Теперь отец устранился из разговора и любовался их схваткой, наверняка находя её прекомичной. «Книга может быть хороша или скучна, а смакование и обсуждение жанров, стиля и прочее – пустое языка чесание», – любил он говаривать.

– Вы верно сказали, ваше сиятельство, – Тредиаковский повернул к нему голову, – но всё же как бы вы возразили на то, что гораздо приятнее, коли вас пытаются рассмешить, нежели чем когда вызывают слёзы, повествуя о грустном? Удовольствие, приносимое весельем, гораздо сильнее наслаждения, вызываемого слезами.

– Да, да, – не утерпев, поспешил вставить отец, – недаром двор, дамы и кавалеры, да и простой народ всё более охотно посещают комедию.

– Нет, совсем с тобой не согласен, – отвечал Тредиаковскому молодой князь. – Ты неверно ставишь вопрос и ведёшь спор. Если уж затронул чувства, то скажу прямо: сострадание – вот лучшее, самое благородное и самое возвышенное из душевных движений, а ведь порождает его только высокая трагедия!

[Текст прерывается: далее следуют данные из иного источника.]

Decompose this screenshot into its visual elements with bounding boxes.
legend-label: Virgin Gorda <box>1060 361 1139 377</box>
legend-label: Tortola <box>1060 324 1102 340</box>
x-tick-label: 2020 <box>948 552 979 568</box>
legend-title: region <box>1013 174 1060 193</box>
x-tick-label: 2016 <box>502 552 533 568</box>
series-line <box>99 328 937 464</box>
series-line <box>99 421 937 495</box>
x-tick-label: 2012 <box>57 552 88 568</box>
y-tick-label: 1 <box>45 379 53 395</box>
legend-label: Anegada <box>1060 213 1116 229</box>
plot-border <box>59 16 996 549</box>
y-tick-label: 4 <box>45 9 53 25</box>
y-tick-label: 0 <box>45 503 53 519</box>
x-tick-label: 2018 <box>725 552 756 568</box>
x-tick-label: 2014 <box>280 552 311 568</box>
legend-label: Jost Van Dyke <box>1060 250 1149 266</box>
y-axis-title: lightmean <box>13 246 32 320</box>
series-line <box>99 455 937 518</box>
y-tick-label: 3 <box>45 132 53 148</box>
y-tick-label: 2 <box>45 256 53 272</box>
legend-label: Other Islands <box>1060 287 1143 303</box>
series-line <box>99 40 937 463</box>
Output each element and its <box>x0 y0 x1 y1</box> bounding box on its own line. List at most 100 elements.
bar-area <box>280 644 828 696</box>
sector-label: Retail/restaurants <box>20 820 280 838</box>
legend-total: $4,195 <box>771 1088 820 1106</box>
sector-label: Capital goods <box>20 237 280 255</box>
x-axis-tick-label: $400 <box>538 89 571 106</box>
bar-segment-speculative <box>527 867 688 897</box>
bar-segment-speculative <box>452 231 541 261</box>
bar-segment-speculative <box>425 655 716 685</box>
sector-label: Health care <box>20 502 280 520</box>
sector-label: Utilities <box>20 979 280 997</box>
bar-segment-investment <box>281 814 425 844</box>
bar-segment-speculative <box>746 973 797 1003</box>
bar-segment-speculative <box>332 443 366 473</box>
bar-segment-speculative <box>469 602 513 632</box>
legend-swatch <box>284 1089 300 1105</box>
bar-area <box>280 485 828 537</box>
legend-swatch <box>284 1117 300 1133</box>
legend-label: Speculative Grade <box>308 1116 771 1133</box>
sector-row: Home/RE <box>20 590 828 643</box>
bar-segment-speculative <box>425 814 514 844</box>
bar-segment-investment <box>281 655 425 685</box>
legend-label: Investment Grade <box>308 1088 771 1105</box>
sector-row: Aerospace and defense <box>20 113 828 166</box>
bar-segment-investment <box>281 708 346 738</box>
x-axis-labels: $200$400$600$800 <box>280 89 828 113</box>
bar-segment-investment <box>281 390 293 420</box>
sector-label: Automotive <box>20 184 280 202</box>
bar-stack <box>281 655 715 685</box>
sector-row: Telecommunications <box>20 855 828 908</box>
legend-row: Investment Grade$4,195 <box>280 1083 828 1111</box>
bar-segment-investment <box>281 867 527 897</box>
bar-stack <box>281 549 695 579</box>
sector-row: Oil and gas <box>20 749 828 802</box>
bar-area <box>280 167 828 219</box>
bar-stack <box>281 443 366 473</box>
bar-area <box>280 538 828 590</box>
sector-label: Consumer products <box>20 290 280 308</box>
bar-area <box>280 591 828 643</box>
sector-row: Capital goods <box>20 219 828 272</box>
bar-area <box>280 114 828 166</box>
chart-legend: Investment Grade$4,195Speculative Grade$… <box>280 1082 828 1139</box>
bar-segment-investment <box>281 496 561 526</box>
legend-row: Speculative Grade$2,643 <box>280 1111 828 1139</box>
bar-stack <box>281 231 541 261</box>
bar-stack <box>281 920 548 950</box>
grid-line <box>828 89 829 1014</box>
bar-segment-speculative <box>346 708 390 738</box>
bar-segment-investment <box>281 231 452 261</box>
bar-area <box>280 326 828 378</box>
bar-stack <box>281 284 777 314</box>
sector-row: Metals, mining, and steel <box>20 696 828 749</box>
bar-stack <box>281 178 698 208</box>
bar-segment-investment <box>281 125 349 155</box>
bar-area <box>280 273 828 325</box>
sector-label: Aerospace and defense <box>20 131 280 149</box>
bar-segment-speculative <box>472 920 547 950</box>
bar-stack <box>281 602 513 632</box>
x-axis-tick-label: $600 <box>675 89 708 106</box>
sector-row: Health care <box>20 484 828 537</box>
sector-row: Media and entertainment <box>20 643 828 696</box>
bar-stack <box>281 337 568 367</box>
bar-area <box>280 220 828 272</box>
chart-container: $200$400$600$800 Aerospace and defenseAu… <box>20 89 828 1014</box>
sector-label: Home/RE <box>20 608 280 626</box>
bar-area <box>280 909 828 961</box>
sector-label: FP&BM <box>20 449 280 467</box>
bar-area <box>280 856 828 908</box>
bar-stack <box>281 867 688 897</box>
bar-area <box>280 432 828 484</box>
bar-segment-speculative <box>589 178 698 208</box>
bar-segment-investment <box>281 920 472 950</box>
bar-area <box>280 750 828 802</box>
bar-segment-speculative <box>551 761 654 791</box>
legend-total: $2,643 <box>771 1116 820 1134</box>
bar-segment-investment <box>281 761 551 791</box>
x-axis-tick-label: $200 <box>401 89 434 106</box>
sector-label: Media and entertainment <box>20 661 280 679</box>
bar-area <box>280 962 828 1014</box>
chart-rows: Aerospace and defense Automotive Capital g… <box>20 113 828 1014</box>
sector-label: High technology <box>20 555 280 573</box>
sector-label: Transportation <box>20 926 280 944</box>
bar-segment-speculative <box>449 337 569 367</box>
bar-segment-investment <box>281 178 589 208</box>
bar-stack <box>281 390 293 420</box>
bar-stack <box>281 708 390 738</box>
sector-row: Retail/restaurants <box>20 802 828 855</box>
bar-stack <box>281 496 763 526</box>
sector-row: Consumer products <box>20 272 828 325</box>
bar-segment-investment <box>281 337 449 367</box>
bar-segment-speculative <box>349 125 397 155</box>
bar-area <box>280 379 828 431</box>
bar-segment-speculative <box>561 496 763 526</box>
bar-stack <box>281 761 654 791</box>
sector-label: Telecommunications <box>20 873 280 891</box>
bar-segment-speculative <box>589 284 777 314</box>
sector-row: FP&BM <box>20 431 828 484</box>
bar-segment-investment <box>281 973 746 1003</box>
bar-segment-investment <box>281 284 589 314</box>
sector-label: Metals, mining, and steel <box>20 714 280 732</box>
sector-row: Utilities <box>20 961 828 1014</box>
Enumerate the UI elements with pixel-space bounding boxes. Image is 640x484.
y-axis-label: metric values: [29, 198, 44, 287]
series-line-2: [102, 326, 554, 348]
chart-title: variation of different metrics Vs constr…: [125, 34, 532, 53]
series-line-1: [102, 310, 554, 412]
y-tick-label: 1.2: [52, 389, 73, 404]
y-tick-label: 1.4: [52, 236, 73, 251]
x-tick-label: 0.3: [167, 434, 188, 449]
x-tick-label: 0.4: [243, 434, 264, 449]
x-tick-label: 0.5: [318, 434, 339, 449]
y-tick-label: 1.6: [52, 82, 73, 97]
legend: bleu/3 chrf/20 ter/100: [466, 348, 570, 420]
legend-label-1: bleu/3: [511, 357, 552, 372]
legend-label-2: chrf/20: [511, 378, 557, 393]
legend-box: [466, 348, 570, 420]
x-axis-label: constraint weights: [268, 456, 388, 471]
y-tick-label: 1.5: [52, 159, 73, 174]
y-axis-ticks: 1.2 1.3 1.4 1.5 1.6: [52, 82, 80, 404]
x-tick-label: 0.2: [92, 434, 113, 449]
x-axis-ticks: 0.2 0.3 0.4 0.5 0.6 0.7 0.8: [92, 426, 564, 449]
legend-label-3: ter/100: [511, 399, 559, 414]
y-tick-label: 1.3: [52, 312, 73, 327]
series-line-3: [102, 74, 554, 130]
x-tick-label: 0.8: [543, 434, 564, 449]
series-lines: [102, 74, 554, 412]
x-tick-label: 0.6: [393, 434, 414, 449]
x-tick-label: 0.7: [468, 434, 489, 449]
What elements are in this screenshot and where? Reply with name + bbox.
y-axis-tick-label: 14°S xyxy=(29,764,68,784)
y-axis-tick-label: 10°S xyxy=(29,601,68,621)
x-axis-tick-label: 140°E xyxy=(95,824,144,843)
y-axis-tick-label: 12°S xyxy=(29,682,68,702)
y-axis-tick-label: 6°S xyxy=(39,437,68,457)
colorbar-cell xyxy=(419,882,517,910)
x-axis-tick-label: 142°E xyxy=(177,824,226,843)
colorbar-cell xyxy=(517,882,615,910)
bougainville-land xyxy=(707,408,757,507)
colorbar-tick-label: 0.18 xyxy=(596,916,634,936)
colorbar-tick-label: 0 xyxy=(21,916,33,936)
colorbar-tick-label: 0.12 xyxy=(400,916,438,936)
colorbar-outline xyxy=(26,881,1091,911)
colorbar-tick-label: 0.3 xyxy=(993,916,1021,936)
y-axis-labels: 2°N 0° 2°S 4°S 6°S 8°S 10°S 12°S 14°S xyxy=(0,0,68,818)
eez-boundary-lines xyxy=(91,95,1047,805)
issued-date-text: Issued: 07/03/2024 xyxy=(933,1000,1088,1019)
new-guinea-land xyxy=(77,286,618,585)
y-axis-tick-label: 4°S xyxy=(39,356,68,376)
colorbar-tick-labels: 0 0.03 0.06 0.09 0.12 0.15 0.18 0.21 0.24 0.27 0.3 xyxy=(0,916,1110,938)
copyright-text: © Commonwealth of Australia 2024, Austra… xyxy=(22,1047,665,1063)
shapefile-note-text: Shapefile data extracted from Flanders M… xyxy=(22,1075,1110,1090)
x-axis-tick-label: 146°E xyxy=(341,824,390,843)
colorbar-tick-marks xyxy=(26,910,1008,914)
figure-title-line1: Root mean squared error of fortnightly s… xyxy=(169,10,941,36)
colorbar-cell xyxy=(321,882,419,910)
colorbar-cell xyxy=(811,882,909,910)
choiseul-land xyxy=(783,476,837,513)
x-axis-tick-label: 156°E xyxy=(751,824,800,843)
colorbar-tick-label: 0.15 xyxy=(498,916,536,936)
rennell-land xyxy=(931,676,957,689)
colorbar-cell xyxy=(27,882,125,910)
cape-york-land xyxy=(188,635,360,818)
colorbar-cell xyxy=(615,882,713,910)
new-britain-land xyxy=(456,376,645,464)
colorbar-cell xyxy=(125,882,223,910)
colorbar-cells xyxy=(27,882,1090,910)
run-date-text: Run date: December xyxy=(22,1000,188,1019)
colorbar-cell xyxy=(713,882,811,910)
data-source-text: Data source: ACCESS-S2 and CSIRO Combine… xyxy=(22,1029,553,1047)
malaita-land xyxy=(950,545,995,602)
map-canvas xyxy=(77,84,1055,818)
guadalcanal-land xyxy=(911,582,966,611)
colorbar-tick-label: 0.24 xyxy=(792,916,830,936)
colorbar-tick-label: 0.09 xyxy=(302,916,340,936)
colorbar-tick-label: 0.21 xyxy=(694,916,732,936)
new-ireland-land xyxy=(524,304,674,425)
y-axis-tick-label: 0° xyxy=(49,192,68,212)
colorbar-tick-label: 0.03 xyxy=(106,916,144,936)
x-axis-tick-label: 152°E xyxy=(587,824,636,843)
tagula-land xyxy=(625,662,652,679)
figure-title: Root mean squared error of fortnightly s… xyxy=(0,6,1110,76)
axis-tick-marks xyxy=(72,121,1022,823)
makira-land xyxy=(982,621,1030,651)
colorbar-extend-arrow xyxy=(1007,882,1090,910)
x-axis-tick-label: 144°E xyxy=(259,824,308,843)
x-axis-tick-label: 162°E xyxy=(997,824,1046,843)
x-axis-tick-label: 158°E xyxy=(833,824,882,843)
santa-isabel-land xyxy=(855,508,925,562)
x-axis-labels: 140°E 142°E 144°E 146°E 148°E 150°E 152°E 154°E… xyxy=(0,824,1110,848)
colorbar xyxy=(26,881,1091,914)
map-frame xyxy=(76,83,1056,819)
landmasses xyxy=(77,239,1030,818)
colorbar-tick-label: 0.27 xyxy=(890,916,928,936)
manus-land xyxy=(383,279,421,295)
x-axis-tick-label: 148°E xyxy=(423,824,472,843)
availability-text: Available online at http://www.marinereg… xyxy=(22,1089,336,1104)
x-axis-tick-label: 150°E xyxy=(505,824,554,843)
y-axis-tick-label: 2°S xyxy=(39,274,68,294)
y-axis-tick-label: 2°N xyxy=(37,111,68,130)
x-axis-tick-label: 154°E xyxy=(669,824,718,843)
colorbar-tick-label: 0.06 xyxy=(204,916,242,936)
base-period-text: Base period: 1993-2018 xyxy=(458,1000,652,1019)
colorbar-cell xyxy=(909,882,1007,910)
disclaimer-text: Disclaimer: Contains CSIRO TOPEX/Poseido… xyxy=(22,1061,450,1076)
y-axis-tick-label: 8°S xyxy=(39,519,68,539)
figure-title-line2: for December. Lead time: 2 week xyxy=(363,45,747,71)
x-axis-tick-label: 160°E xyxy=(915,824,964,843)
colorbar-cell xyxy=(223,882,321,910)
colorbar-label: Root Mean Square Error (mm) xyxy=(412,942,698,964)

– Не смею и вам противоречить, – нашёлся Тредиаковский. – Софокл, Еврипид, Корнель и Расин больно терзают душу, взывают к размышлениям о бытии, о Фортуне, указывают на примеры поведения, но, согласитесь, жизнь не всегда так величественна, как действие, идущее на сцене, да и изрядно составленная комедия порой подмечает её стороны и недостатки не менее верно, если не более. Смеясь над проделками Арлекина, над муками скупца, вы получаете не меньшее удовольствие и весёлостью разгоняете плохое или улучшаете и без того хорошее настроение. В Москве я считал, что трагедия лишь одна достойна занимать сцену, так же, как героическая поэма – умы читающих, но теперь, изучив новые, ранее для меня недоступные книги, я, признаюсь, стал колебаться и немного отступил от избранного пути. В целом я придерживаюсь мнения Буало о первенстве и главенстве высокого стиха, но что-то важное скрыто и в комичном. Поэтому и мечтаю я продолжить образование, ибо, попав за море, понял, как слеп и беспомощен, неучен и несведущ. Я заметил, что их сиятельство, – он поклонился старику, – не склонен уважать трагическое, а посему хотел только подчеркнуть значимость и необходимость комедии как лекарства для жизни.